The letter, dispatched in the second week of December, was addressed to SP [superintendent of police] (Headquarters) as well as a DSP [deputy superintendent] of the police headquarters responsible for deploying duties...
Sources said ... the authorities, taking it as a routine letter, marked it to the higher authorities without taking any measures to beef up Rauf’s security.And so ... Rashid Rauf's police escort consisted of two policemen, Constables Wazirzada and Muhammad Tufail, who told the investigating team that they were traveling with Rashid Rauf, who was handcuffed, in a private taxi.
Great Britain has been asking for Rashid Rauf to be extradited, even though Pakistan has no extradition treaty with the UK.
Pakistan has requested a certain builder in exchange for Rashid Rauf, but the UK has apparently declined.

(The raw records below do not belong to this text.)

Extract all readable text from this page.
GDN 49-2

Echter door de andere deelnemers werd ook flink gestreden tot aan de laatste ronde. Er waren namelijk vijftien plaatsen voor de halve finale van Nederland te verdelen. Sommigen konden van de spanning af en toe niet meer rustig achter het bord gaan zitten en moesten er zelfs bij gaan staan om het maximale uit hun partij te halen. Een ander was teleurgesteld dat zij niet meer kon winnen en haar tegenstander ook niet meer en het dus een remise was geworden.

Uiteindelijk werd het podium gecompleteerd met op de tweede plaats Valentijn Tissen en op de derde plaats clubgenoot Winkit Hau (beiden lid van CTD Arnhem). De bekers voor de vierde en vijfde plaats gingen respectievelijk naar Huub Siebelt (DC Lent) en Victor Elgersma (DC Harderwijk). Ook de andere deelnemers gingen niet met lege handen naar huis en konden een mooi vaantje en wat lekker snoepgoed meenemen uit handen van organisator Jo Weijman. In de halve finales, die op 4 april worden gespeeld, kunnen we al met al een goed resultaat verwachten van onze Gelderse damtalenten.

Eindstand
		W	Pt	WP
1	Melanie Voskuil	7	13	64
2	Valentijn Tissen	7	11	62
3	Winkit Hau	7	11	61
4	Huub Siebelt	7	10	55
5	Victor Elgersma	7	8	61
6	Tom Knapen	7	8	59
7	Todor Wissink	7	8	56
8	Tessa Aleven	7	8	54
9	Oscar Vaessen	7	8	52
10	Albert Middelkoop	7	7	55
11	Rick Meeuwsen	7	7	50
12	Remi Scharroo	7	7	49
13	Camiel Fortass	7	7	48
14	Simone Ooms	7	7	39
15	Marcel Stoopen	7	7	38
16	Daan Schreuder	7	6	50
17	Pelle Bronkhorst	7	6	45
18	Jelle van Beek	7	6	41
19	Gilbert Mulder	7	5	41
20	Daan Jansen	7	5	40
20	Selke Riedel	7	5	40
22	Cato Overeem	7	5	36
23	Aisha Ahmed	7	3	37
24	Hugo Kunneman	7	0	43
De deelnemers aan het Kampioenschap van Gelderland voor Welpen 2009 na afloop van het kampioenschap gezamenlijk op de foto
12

Two Balochi nationalists were arrested in London last week in what appears to be an attempt to set up a counter-offer.
Rashid Rauf and his police escort had been in Islamabad for an extradition hearing on Saturday, and at about 3:00 in the afternoon, as they were going back to the jail, they passed a mosque (on Adiala Road, near Gulshan-e-Abad).

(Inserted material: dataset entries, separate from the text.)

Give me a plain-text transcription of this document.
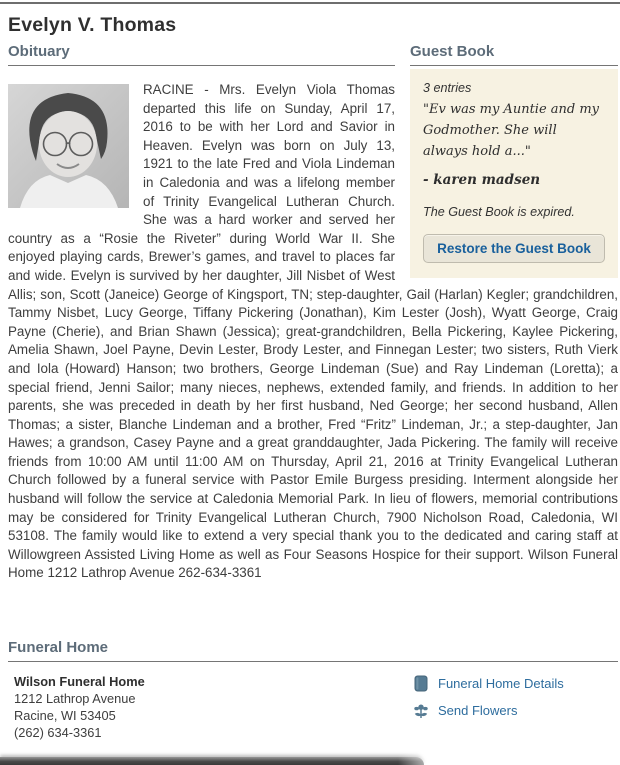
Evelyn V. Thomas
Guest Book
3 entries
"Ev was my Auntie and my Godmother. She will always hold a..."
- karen madsen
The Guest Book is expired.
Restore the Guest Book
Obituary
RACINE - Mrs. Evelyn Viola Thomas departed this life on Sunday, April 17, 2016 to be with her Lord and Savior in Heaven. Evelyn was born on July 13, 1921 to the late Fred and Viola Lindeman in Caledonia and was a lifelong member of Trinity Evangelical Lutheran Church. She was a hard worker and served her country as a “Rosie the Riveter” during World War II. She enjoyed playing cards, Brewer’s games, and travel to places far and wide. Evelyn is survived by her daughter, Jill Nisbet of West Allis; son, Scott (Janeice) George of Kingsport, TN; step-daughter, Gail (Harlan) Kegler; grandchildren, Tammy Nisbet, Lucy George, Tiffany Pickering (Jonathan), Kim Lester (Josh), Wyatt George, Craig Payne (Cherie), and Brian Shawn (Jessica); great-grandchildren, Bella Pickering, Kaylee Pickering, Amelia Shawn, Joel Payne, Devin Lester, Brody Lester, and Finnegan Lester; two sisters, Ruth Vierk and Iola (Howard) Hanson; two brothers, George Lindeman (Sue) and Ray Lindeman (Loretta); a special friend, Jenni Sailor; many nieces, nephews, extended family, and friends. In addition to her parents, she was preceded in death by her first husband, Ned George; her second husband, Allen Thomas; a sister, Blanche Lindeman and a brother, Fred “Fritz” Lindeman, Jr.; a step-daughter, Jan Hawes; a grandson, Casey Payne and a great granddaughter, Jada Pickering. The family will receive friends from 10:00 AM until 11:00 AM on Thursday, April 21, 2016 at Trinity Evangelical Lutheran Church followed by a funeral service with Pastor Emile Burgess presiding. Interment alongside her husband will follow the service at Caledonia Memorial Park. In lieu of flowers, memorial contributions may be considered for Trinity Evangelical Lutheran Church, 7900 Nicholson Road, Caledonia, WI 53108. The family would like to extend a very special thank you to the dedicated and caring staff at Willowgreen Assisted Living Home as well as Four Seasons Hospice for their support. Wilson Funeral Home 1212 Lathrop Avenue 262-634-3361
Funeral Home
Wilson Funeral Home
1212 Lathrop Avenue
Racine, WI 53405
(262) 634-3361
Funeral Home Details
Send Flowers
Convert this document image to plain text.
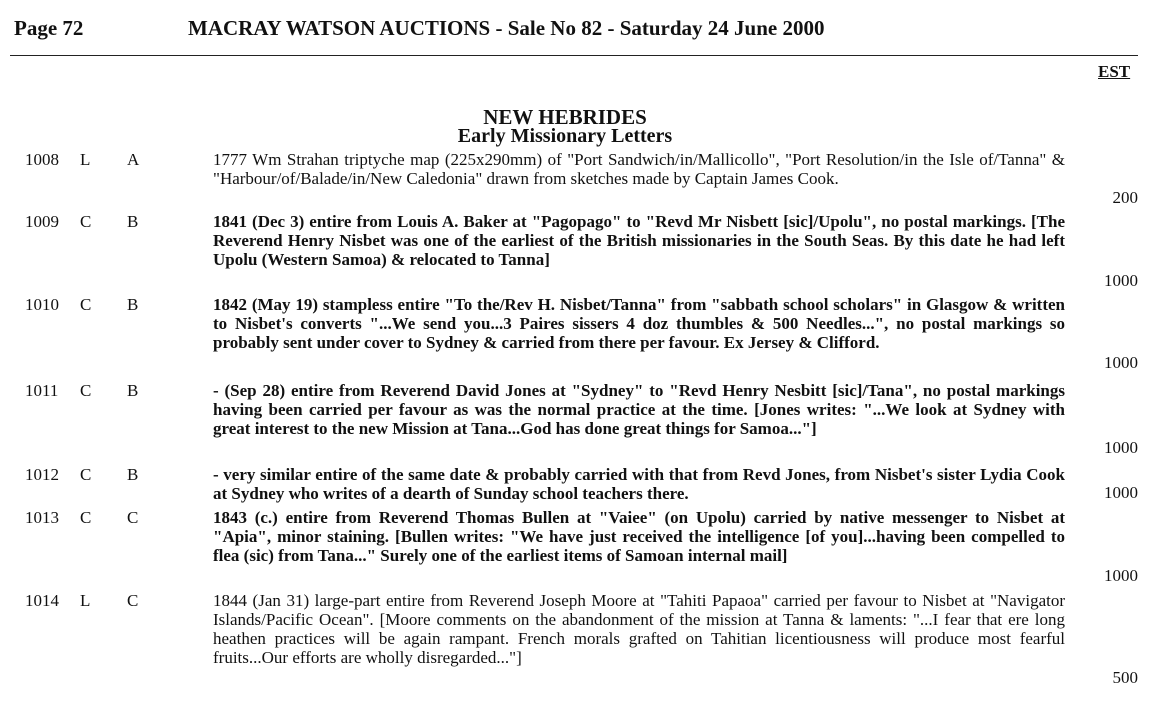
Page 72	MACRAY WATSON AUCTIONS - Sale No 82 - Saturday 24 June 2000
EST
NEW HEBRIDES
Early Missionary Letters
1008 L A	1777 Wm Strahan triptyche map (225x290mm) of "Port Sandwich/in/Mallicollo", "Port Resolution/in the Isle of/Tanna" & "Harbour/of/Balade/in/New Caledonia" drawn from sketches made by Captain James Cook.
200
1009 C B	1841 (Dec 3) entire from Louis A. Baker at "Pagopago" to "Revd Mr Nisbett [sic]/Upolu", no postal markings. [The Reverend Henry Nisbet was one of the earliest of the British missionaries in the South Seas. By this date he had left Upolu (Western Samoa) & relocated to Tanna]
1000
1010 C B	1842 (May 19) stampless entire "To the/Rev H. Nisbet/Tanna" from "sabbath school scholars" in Glasgow & written to Nisbet's converts "...We send you...3 Paires sissers 4 doz thumbles & 500 Needles...", no postal markings so probably sent under cover to Sydney & carried from there per favour. Ex Jersey & Clifford.
1000
1011 C B	- (Sep 28) entire from Reverend David Jones at "Sydney" to "Revd Henry Nesbitt [sic]/Tana", no postal markings having been carried per favour as was the normal practice at the time. [Jones writes: "...We look at Sydney with great interest to the new Mission at Tana...God has done great things for Samoa..."]
1000
1012 C B	- very similar entire of the same date & probably carried with that from Revd Jones, from Nisbet's sister Lydia Cook at Sydney who writes of a dearth of Sunday school teachers there.	1000
1013 C C	1843 (c.) entire from Reverend Thomas Bullen at "Vaiee" (on Upolu) carried by native messenger to Nisbet at "Apia", minor staining. [Bullen writes: "We have just received the intelligence [of you]...having been compelled to flea (sic) from Tana..." Surely one of the earliest items of Samoan internal mail]
1000
1014 L C	1844 (Jan 31) large-part entire from Reverend Joseph Moore at "Tahiti Papaoa" carried per favour to Nisbet at "Navigator Islands/Pacific Ocean". [Moore comments on the abandonment of the mission at Tanna & laments: "...I fear that ere long heathen practices will be again rampant. French morals grafted on Tahitian licentiousness will produce most fearful fruits...Our efforts are wholly disregarded..."]
500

Rashid Rauf asked if he could go in and pray.
Constables Wazirzada and Tufail said he could.
He asked them to wait in the car.
And they did.
About twenty minutes later, Muhammad Tufail went into the mosque to find that Rashid Rauf had slipped out the back door -- handcuffs and all!

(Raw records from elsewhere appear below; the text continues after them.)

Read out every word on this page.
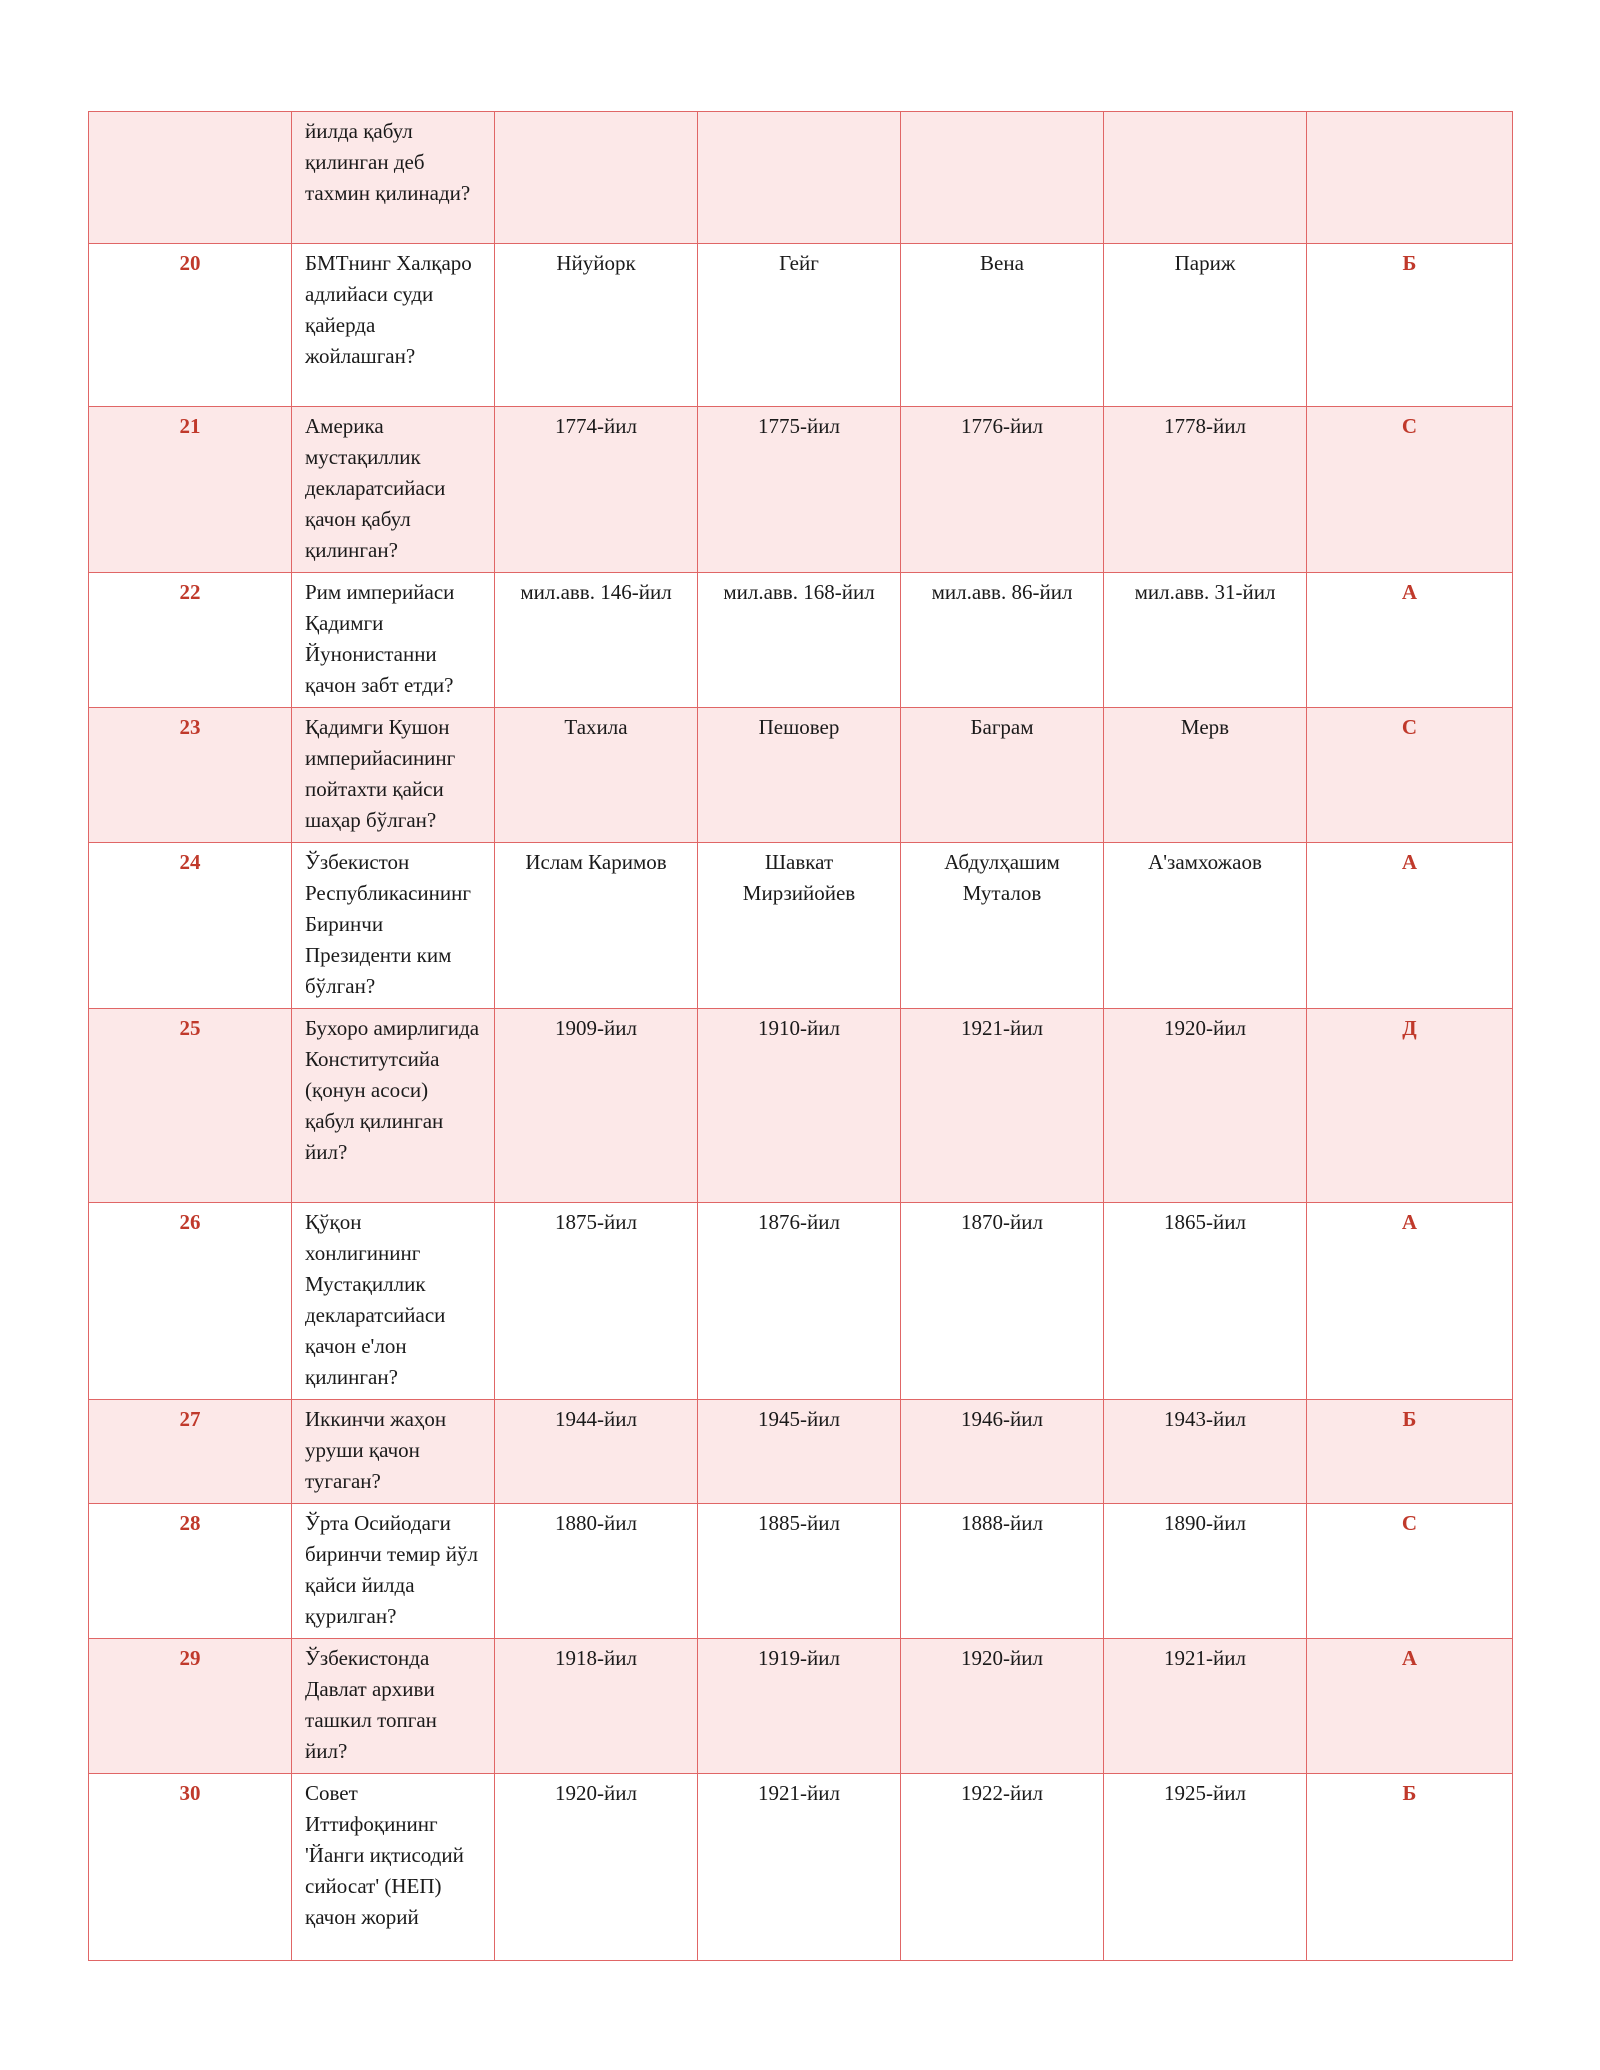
	йилда қабул қилинган деб тахмин қилинади?					
20	БМТнинг Халқаро адлийаси суди қайерда жойлашган?	Нйуйорк	Гейг	Вена	Париж	Б
21	Америка мустақиллик декларатсийаси қачон қабул қилинган?	1774-йил	1775-йил	1776-йил	1778-йил	С
22	Рим империйаси Қадимги Йунонистанни қачон забт етди?	мил.авв. 146-йил	мил.авв. 168-йил	мил.авв. 86-йил	мил.авв. 31-йил	А
23	Қадимги Кушон империйасининг пойтахти қайси шаҳар бўлган?	Тахила	Пешовер	Баграм	Мерв	С
24	Ўзбекистон Республикасининг Биринчи Президенти ким бўлган?	Ислам Каримов	Шавкат Мирзийойев	Абдулҳашим Муталов	А'замхожаов	А
25	Бухоро амирлигида Конститутсийа (қонун асоси) қабул қилинган йил?	1909-йил	1910-йил	1921-йил	1920-йил	Д
26	Қўқон хонлигининг Мустақиллик декларатсийаси қачон е'лон қилинган?	1875-йил	1876-йил	1870-йил	1865-йил	А
27	Иккинчи жаҳон уруши қачон тугаган?	1944-йил	1945-йил	1946-йил	1943-йил	Б
28	Ўрта Осийодаги биринчи темир йўл қайси йилда қурилган?	1880-йил	1885-йил	1888-йил	1890-йил	С
29	Ўзбекистонда Давлат архиви ташкил топган йил?	1918-йил	1919-йил	1920-йил	1921-йил	А
30	Совет Иттифоқининг 'Йанги иқтисодий сийосат' (НЕП) қачон жорий	1920-йил	1921-йил	1922-йил	1925-йил	Б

The news took its sweet time finding its way up the chain of command, according to Shakeel Anjum, who quotes an officer inside the investigation as saying:
“The authorities took the transportation of the suspect so non-seriously that only two cops were deputed to move him and that too in a private cab instead of a police mobile van.”The officer also said:
“Apparently, Inspector (Hawalaat) is responsible for his escape because he is supposed to take the ... inmates from jail and send them back escorted by heavily guarded police vehicles.”But this time everything was done differently:
“Reserve Inspector (RI) headquarters sent the ‘special team’ comprising two constables to fetch the high profile suspect from jail by a private car instead of police van and to take him back to jail in the same way.”To cap off our story, The News reports that no "missing persons" bulletin was ever issued over the police wireless network.
“The police high-ups were informed about his escape about two-and-a-half hours after the incident,” the officer said.
So there you have it. It may be perfect after all.
Perfectly miraculous? Not exactly.
Perfectly ridiculous? Now you're cookin'!